Previously, FIFA’s long-standing opposition to helping referees with video technology meant such images were only part of the TV show and not the action.

That is changing.

Goal-line technology is debuting at this World Cup after FIFA President Sepp Blatter changed his mind on seeing England’s Frank Lampard have a goal not allowed four years ago in South Africa.

Blatter took another unexpected step last week, suggesting coaches could in future get two chances per match to challenge referee decisions.

That would bring football into line with tennis, the NFL and Major League Baseball.

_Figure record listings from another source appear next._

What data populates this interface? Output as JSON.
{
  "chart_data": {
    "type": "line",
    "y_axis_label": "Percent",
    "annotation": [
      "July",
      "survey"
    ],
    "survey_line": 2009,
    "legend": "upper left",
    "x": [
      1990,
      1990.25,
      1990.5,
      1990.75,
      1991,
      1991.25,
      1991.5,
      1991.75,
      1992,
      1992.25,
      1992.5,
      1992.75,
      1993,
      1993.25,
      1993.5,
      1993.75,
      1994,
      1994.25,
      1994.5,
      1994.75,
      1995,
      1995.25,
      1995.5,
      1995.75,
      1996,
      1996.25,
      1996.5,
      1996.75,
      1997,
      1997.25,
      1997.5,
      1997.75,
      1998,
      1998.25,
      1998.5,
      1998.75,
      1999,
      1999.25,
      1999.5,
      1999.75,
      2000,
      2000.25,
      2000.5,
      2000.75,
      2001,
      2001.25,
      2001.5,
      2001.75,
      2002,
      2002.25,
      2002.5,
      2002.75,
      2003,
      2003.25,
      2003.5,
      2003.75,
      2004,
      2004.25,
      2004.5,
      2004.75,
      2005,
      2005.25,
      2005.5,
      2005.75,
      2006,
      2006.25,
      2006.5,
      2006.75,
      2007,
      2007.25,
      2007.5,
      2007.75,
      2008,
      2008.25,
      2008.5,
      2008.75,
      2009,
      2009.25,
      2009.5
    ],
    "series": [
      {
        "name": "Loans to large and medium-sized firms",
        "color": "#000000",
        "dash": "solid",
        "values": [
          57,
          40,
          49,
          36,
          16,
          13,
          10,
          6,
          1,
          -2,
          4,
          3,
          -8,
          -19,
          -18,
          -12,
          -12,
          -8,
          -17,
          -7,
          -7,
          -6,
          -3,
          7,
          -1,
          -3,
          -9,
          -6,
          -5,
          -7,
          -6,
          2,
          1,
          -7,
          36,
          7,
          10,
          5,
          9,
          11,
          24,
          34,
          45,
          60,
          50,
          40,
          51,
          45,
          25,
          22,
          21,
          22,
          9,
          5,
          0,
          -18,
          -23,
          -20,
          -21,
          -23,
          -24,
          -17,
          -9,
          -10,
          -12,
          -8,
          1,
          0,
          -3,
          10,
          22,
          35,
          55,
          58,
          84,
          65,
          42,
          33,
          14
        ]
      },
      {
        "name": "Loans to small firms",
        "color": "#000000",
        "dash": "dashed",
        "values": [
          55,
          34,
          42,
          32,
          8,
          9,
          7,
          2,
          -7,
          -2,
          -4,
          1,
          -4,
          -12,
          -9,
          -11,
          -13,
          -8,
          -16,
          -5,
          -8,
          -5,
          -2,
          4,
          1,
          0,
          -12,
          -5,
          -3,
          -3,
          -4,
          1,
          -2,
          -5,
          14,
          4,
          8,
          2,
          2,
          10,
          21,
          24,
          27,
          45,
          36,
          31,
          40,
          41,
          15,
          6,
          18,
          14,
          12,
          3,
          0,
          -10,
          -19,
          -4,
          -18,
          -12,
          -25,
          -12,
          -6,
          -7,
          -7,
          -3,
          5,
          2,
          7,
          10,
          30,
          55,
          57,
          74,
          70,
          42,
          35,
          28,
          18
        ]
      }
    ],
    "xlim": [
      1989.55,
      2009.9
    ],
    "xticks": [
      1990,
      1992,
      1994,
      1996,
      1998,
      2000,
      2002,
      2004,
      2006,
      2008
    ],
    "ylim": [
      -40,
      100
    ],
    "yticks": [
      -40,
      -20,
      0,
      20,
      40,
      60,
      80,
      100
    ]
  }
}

Tellier said football would not be the first sport to use video review when ruling on offside calls.

“It could be possible as it is in sports like rugby, but now it’s forbidden,” he said.

Any change to the laws of football must be discussed, trialed and approved at annual meetings of FIFA’s rules panel, the International Football Association Board.

Blatter and UEFA President Michel Platini, who is an outspoken critic of any video review, have both defended keeping a human element in decision making.

Tellier acknowledged that the current offside analysis could not be perfect.

“It’s still a human being ... under time pressure,” he said. “If you send it too fast then there is a risk that you make a mistake.”

 

Larry Ong is a New York-based journalist with Epoch Times. He writes about China and Hong Kong. He is also a graduate of the National University of Singapore, where he read history.